Social unrest in the UK could be a price worth paying to prevent the ‘nightmare’ of a no-deal Brexit, Andy Burnham has said.
The Greater Manchester Mayor is the latest politician to call for a second referendum, even though he admits it would risk social division and further erode trust in politicians.
The Labour former Cabinet minister set out his vision in a major Westminster speech and said he feared that the alt-right were pushing a ‘no-deal’ agenda in order to exploit splits in British society.
He said we should extend the EU leaving date beyond March 2019 if a deal hadn’t been done. He added that he would support a second vote if all sides could not agree as that would be better than crashing out of the bloc.
Mr Burnham said: ‘I have to think seriously about what a second vote would mean on the streets of Greater Manchester.
‘If we thought the first was bad, the second would be a whole lot worse. It won’t heal divisions but widen them, it would be angrier, create social unrest and open up a massive opportunity for the populist far right in a way we are seeing elsewhere in Europe and the USA.’
He said it was possible the alt-right were driving the agenda to ‘set up a clash in our communities from which they think they can profit.’
Mr Burnham stressed he was not supporting the People’s Vote campaign for a referendum on the outcome of Brexit talks in any event, but would back a plebiscite only as a last resort if the alternative was leaving without a deal.
‘A price would undoubtedly be paid in terms of social cohesion but it would be a necessary one to avoid the damage to people’s jobs, families and lives,’ he said.
The mayor acknowledged that a second vote ‘would cause real division on our streets, but there is only one thing worse than that and that is crashing out of the EU without a deal.’

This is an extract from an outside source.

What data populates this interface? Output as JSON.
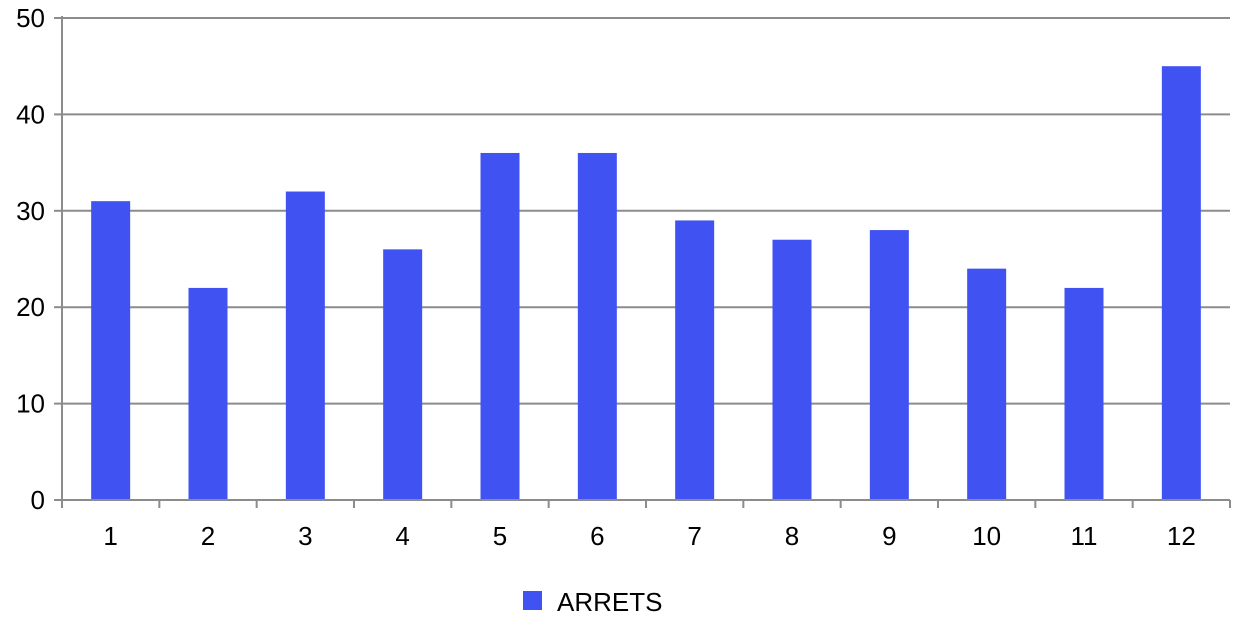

‘I think a second vote would further erode trust in Parliament and politicians and there is always a price that comes with that, but in the end that price is worth paying to stop the catastrophic damage to jobs that would come with a no-deal Brexit.’
His stance puts him at odds with Labour leader Jeremy Corbyn who has ruled out offering a second referendum. Mr Burnham, who is campaigning for extra powers to be given to the devolved regions and cities, said the 2016 Brexit referendum result was as much an ‘instruction for Westminster to review its relationship with the rest of England” as a message to Brussels.
‘If the phrase ‘take back control’ is to mean anything, it must mean substantial devolution of power and resources out of Westminster to all of the English regions,’ he said.
A Department for Exiting the European Union spokesman said: ‘As a result of the significant progress made in negotiations, we remain confident we will agree a mutually advantageous deal with the EU.’